To summarise the above discussion: DNA matches are generally ranked either by the length in cMs of the longest half-identical region or by the aggregate length in cMs of all half-identical regions meeting certain arbitrary criteria. The two rankings are generally very different, even allowing for differences in these arbitrary criteria between websites or changes to the criteria on a single website. It appears that the search is still on for the best ranking algorithm.
I eventually began to wonder if people whose names I might encounter on my long and growing lists of DNA matches were likely to be any more closely related to me than people I might encounter walking down any street in the U.S.A. where most DNA customers live (probably) or any street in Ireland where I live myself (possibly) or any street in counties Mayo, Clare, Kerry, Limerick or Roscommon, where my ancestors farmed for many generations (probably not).
After almost a year, I had a light bulb moment and realised that what makes genetic genealogy so difficult is that the same units (cM, SNP, bp) are used to measure three very different things:
These are three very different concepts and three different units of measurement are surely required to adequately describe them.
Rarity is the easier concept to explain, but relevance will prove the most useful in finding relatives.
By the rarity of a region of one's own DNA, I mean an estimate of the probability that a randomly selected individual from a DNA database has exactly the same DNA in that region, in other words the probability that one's own DNA is full-identical to the randomly selected individual's DNA in that region.
Similarly, by the relevance of a half-identical region of autosomal DNA shared by two individuals, I mean separate estimates of the probability that, first, one's own DNA and, second, the other individual's DNA, are half-identical to the randomly selected individual's DNA in that region.

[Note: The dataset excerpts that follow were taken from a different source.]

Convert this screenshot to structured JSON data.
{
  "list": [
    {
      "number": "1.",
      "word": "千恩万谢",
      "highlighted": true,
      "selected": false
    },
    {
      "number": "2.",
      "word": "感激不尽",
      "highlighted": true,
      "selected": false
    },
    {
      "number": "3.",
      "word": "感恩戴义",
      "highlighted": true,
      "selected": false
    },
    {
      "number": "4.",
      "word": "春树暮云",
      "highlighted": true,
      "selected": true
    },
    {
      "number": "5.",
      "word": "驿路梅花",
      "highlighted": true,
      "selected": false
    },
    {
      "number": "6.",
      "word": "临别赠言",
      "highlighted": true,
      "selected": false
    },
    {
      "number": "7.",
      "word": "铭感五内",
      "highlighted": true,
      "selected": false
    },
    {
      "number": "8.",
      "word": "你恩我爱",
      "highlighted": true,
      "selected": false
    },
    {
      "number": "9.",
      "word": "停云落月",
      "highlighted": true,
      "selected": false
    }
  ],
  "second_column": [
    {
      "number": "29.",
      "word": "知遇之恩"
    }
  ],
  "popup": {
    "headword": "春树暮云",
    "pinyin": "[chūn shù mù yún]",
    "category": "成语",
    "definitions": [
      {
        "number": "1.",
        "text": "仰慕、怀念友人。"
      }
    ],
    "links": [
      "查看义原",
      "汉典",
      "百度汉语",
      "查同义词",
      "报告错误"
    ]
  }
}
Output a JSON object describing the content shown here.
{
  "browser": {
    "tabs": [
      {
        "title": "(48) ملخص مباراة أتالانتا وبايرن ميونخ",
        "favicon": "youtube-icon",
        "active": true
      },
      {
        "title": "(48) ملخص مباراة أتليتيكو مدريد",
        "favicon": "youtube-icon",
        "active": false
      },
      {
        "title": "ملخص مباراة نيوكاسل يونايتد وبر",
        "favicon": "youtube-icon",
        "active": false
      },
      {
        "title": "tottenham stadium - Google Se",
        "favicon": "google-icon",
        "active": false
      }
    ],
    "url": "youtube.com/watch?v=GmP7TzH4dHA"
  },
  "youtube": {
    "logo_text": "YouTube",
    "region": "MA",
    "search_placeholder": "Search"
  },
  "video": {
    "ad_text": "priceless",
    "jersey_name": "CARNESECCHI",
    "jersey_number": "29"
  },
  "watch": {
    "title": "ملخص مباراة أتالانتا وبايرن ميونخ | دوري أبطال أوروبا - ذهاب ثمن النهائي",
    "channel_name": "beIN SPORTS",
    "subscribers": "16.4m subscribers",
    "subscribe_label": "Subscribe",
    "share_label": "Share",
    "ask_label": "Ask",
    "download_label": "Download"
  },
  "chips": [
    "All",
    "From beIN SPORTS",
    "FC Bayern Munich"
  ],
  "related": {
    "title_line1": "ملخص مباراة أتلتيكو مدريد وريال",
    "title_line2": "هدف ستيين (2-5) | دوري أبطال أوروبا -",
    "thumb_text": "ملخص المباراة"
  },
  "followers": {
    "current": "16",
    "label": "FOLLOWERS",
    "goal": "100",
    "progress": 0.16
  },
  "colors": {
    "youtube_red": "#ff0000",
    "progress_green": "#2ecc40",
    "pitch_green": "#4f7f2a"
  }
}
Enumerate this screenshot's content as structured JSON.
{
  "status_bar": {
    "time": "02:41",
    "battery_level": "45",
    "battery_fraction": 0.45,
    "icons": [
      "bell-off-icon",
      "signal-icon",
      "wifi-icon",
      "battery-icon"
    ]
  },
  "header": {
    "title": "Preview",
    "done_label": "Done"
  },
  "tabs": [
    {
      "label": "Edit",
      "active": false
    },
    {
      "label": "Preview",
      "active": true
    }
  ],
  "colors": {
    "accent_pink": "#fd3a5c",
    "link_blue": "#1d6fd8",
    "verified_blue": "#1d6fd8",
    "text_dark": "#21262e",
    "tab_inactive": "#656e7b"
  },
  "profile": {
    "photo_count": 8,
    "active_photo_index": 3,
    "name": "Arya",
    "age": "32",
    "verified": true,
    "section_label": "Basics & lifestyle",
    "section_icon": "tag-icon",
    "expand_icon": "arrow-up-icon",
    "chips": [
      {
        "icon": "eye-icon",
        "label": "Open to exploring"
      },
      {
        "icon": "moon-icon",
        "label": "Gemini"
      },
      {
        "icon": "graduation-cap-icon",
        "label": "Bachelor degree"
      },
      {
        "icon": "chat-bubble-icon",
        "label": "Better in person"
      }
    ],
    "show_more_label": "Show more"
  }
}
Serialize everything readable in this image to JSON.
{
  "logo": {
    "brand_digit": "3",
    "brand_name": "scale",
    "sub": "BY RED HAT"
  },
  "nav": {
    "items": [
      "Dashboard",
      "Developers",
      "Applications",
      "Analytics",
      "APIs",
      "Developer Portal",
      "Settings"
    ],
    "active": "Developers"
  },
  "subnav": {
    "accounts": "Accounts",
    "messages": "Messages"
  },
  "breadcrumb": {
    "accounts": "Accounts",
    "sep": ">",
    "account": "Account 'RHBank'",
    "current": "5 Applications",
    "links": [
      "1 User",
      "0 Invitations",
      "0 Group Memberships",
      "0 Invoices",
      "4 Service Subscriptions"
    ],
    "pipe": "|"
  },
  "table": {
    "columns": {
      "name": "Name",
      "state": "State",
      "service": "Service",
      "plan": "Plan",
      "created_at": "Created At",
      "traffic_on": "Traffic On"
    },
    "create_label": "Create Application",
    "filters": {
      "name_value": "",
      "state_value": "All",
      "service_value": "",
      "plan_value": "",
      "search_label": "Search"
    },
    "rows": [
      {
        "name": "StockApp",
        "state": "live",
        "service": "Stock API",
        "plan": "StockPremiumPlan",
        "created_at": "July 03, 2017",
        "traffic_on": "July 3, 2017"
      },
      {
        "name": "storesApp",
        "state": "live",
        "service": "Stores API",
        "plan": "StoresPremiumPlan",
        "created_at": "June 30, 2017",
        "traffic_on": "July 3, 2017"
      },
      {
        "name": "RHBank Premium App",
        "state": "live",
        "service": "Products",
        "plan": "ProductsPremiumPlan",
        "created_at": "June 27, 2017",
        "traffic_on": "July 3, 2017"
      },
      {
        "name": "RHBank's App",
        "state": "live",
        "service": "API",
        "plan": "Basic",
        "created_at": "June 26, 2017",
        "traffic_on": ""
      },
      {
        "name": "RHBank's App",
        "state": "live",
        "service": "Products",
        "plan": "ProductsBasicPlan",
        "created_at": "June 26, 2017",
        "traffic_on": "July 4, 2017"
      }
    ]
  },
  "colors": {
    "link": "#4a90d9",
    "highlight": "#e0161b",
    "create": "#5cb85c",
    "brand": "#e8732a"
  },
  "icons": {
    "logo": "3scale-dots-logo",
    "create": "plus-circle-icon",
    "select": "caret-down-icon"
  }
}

All the DNA companies and the meta-sites such as GEDmatch.com have large databases of raw autosomal DNA data. For each SNP, they can easily (in terms of computing load on their servers relative to the load imposed by multiple one-on-one comparisons) produce frequency distributions giving, for each SNP i, the proportion of the user base (ignoring misreads) which has each of the 10 possible unordered pairs of letters at that SNP (AA, CC, GG, TT, AC, AG, AT, CG, CT, GT). Let us denote these proportions p(i,UV) where i denotes the location of the SNP and U and V denote the letters.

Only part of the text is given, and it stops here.